Our Story

One in three patients faces care disruption due to data issues. There are countless solutions worldwide addressing data interoperability—for clinicians, insurers, and healthcare providers. But even full interoperability won't solve all the issues—because up to 80% of health outcomes depend on real-world context that lives outside appointments and outside EHRs.

2020

In 2020, while supporting chronically ill and neurodivergent patients as an activist—and being both a patient myself and, later, a clinician juggling health data across four countries and languages—I built a simple tool to centralise health data across providers, formats, and systems. With a small team of developers working on my non-profit project, we enabled multilingual search and cross-format integration.

I couldn't find a single place to bring all my health data together and actually make use of it—and I assumed I just wasn't looking hard enough. I couldn't believe no one had yet challenged the fact that you effectively become a person with no medical past when you travel or relocate. Or that time spent as an international student—or even travelling for care—must remain a permanent gap in your medical record. Or that people are still risking dangerous medication overlaps when prescribed treatments in a third country, often feeling they have to hide it or won't mention it unless their GP explicitly asks.

2021

When I moved to the UK in 2021, I was even more shocked to discover that the NHS app can't see my full picture—and that some trusts only hold a fraction of my health journey, even within the NHS itself.

I thought: surely someone is tackling this, and the right solution will emerge eventually.

Since arriving in the UK, I began proper market research and openly shared the platform vision and roadmap within my academic and clinical network. I focused on data ownership, making the full health picture accessible and easy to understand, enabling multilingual use with no jurisdiction or provider lock-in, supporting carers, offering clinicians a new way to understand a patient's full story, and building toward mindful, opt-in data sharing and monetisation—with patients at the centre.

To my surprise, many people weren't that excited. Some said no one would pay for a health solution while the NHS app is free

Even though it doesn't address the problems I've described and serves a very different purpose. Others said no one would trust a platform with their health data.
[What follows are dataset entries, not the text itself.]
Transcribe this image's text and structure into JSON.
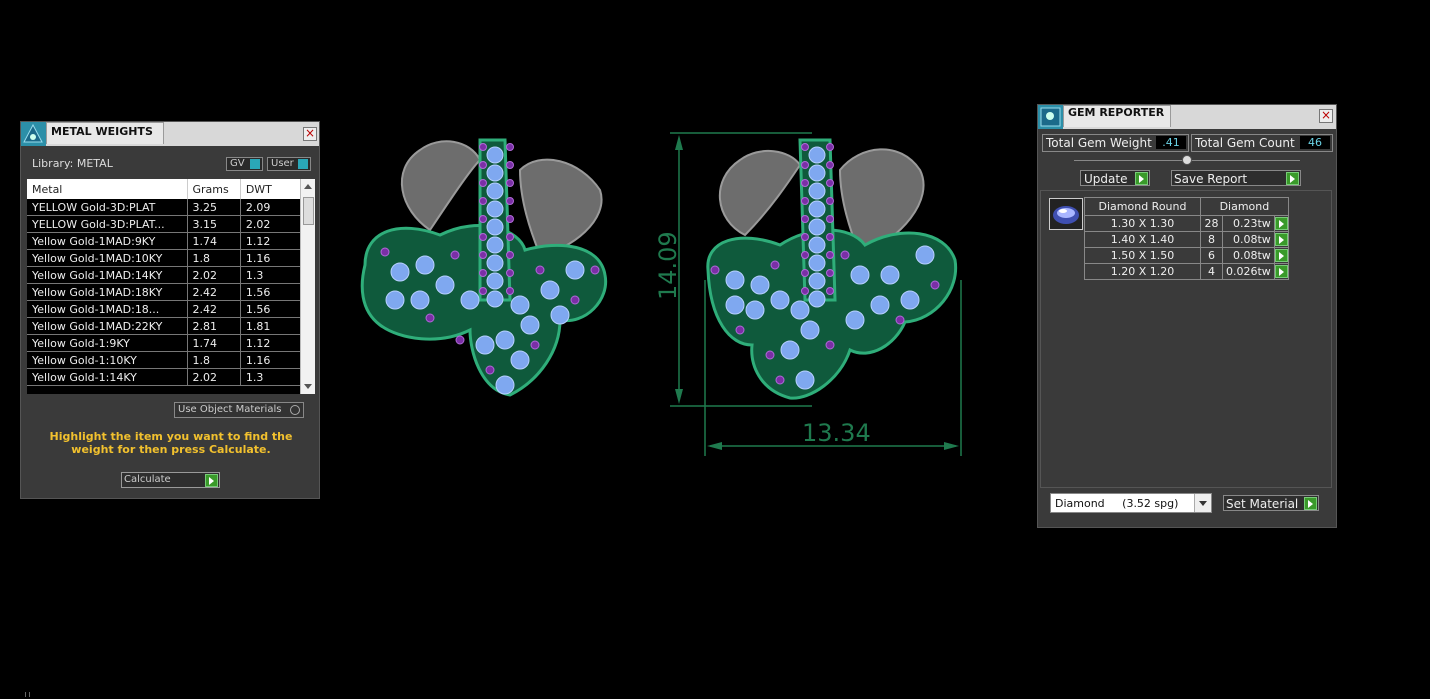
{
  "metal_panel": {
    "title": "METAL WEIGHTS",
    "library_label": "Library: METAL",
    "gv_label": "GV",
    "user_label": "User",
    "columns": [
      "Metal",
      "Grams",
      "DWT"
    ],
    "rows": [
      [
        "YELLOW Gold-3D:PLAT",
        "3.25",
        "2.09"
      ],
      [
        "YELLOW Gold-3D:PLAT...",
        "3.15",
        "2.02"
      ],
      [
        "Yellow Gold-1MAD:9KY",
        "1.74",
        "1.12"
      ],
      [
        "Yellow Gold-1MAD:10KY",
        "1.8",
        "1.16"
      ],
      [
        "Yellow Gold-1MAD:14KY",
        "2.02",
        "1.3"
      ],
      [
        "Yellow Gold-1MAD:18KY",
        "2.42",
        "1.56"
      ],
      [
        "Yellow Gold-1MAD:18...",
        "2.42",
        "1.56"
      ],
      [
        "Yellow Gold-1MAD:22KY",
        "2.81",
        "1.81"
      ],
      [
        "Yellow Gold-1:9KY",
        "1.74",
        "1.12"
      ],
      [
        "Yellow Gold-1:10KY",
        "1.8",
        "1.16"
      ],
      [
        "Yellow Gold-1:14KY",
        "2.02",
        "1.3"
      ]
    ],
    "use_object_materials": "Use Object Materials",
    "instruction": "Highlight the item you want to find the weight for then press Calculate.",
    "calculate_label": "Calculate"
  },
  "viewport": {
    "height_dim": "14.09",
    "width_dim": "13.34"
  },
  "gem_panel": {
    "title": "GEM REPORTER",
    "total_weight_label": "Total Gem Weight",
    "total_weight_value": ".41",
    "total_count_label": "Total Gem Count",
    "total_count_value": "46",
    "update_label": "Update",
    "save_report_label": "Save Report",
    "table_header_shape": "Diamond Round",
    "table_header_material": "Diamond",
    "rows": [
      [
        "1.30 X 1.30",
        "28",
        "0.23tw"
      ],
      [
        "1.40 X 1.40",
        "8",
        "0.08tw"
      ],
      [
        "1.50 X 1.50",
        "6",
        "0.08tw"
      ],
      [
        "1.20 X 1.20",
        "4",
        "0.026tw"
      ]
    ],
    "material_select": "Diamond     (3.52 spg)",
    "set_material_label": "Set Material"
  },
  "colors": {
    "accent_yellow": "#f2c12e",
    "dimension_green": "#1f7a4e",
    "setting_green": "#1f8f5a",
    "stone_blue": "#7fa8f0",
    "stone_purple": "#7a2fa6"
  }
}
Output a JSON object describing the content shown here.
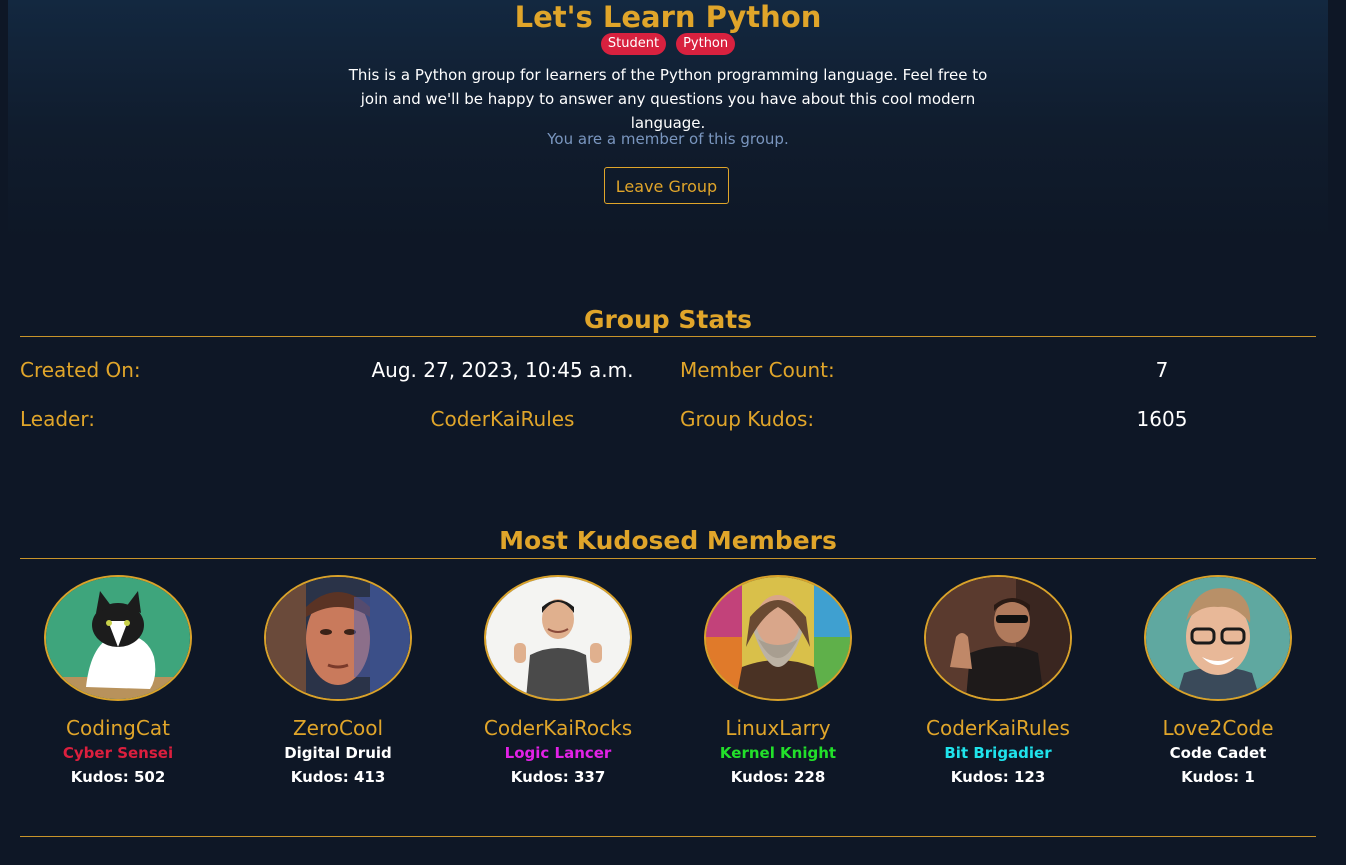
{
  "group": {
    "title": "Let's Learn Python",
    "tags": [
      "Student",
      "Python"
    ],
    "description": "This is a Python group for learners of the Python programming language. Feel free to join and we'll be happy to answer any questions you have about this cool modern language.",
    "membership_status": "You are a member of this group.",
    "leave_button": "Leave Group"
  },
  "stats": {
    "heading": "Group Stats",
    "created_on_label": "Created On:",
    "created_on_value": "Aug. 27, 2023, 10:45 a.m.",
    "member_count_label": "Member Count:",
    "member_count_value": "7",
    "leader_label": "Leader:",
    "leader_value": "CoderKaiRules",
    "group_kudos_label": "Group Kudos:",
    "group_kudos_value": "1605"
  },
  "members_section": {
    "heading": "Most Kudosed Members",
    "members": [
      {
        "name": "CodingCat",
        "rank": "Cyber Sensei",
        "rank_color": "#dc1f3e",
        "kudos": "Kudos: 502"
      },
      {
        "name": "ZeroCool",
        "rank": "Digital Druid",
        "rank_color": "#ffffff",
        "kudos": "Kudos: 413"
      },
      {
        "name": "CoderKaiRocks",
        "rank": "Logic Lancer",
        "rank_color": "#e221e6",
        "kudos": "Kudos: 337"
      },
      {
        "name": "LinuxLarry",
        "rank": "Kernel Knight",
        "rank_color": "#22e02a",
        "kudos": "Kudos: 228"
      },
      {
        "name": "CoderKaiRules",
        "rank": "Bit Brigadier",
        "rank_color": "#1fe3ec",
        "kudos": "Kudos: 123"
      },
      {
        "name": "Love2Code",
        "rank": "Code Cadet",
        "rank_color": "#ffffff",
        "kudos": "Kudos: 1"
      }
    ]
  },
  "colors": {
    "accent": "#e0a52a",
    "background": "#0e1726",
    "badge": "#d8213f"
  }
}
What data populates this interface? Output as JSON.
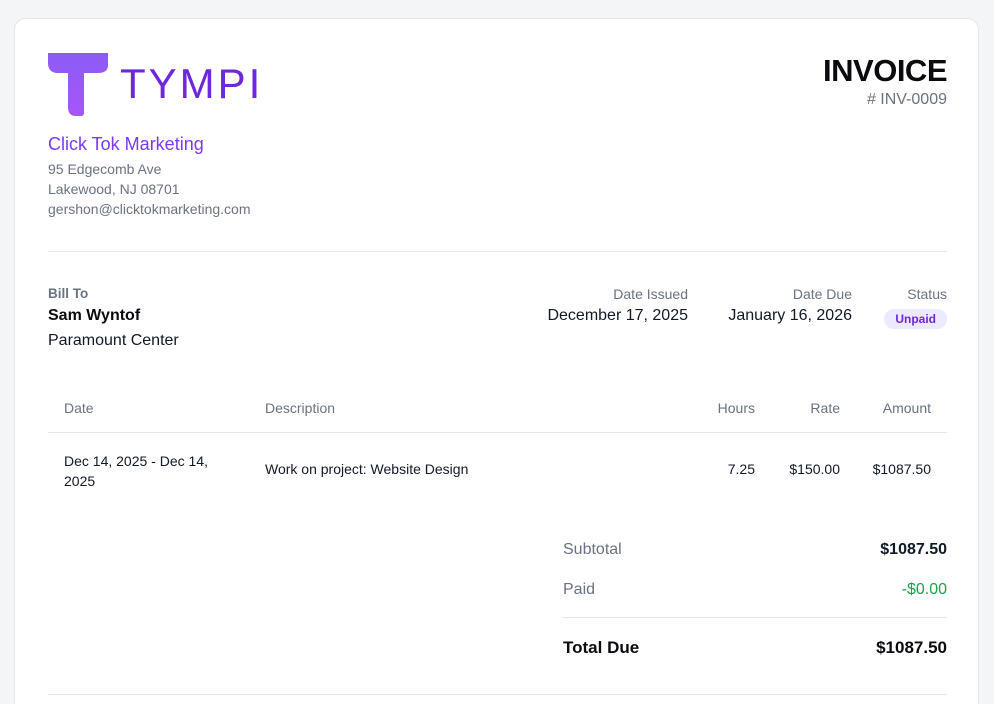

I still believe that people will value their privacy and their data more—once they're shown how and what to look for.

2024

Along the way, I also met tremendous support from both patients and clinicians. In January 2024, the project finally got a name: Health Data Avatar. And in September 2024, when I met Hex Miller-Bakewell, HDA entered its active MVP-building stage.

Hex

Hex: I'd been living with my own complex health issues for 20 years by then, with a health history so long that clinicians wouldn't have time to cover it during appointments. I'd moved to the UK as a child and it had left a dangerous gap when my recorded allergies didn't travel with me. When I met Maria I'd already begun my transition from academic computer science into healthtech, and her vision inspired me to pivot everything towards HDA.

2025

Together with early users, supporters, forward-thinking clinicians, health solutions, and future collaborators, we're establishing a new global standard for personal health data ownership—structured, searchable, and fully managed by the person it's about.

One day, very soon, a person walking into their GP's office with a relevant summary will be met with curiosity and respect—not dismissal. And patients will finally be able to focus on gathering their full health story, and taking care of their health, rather than fighting to be heard.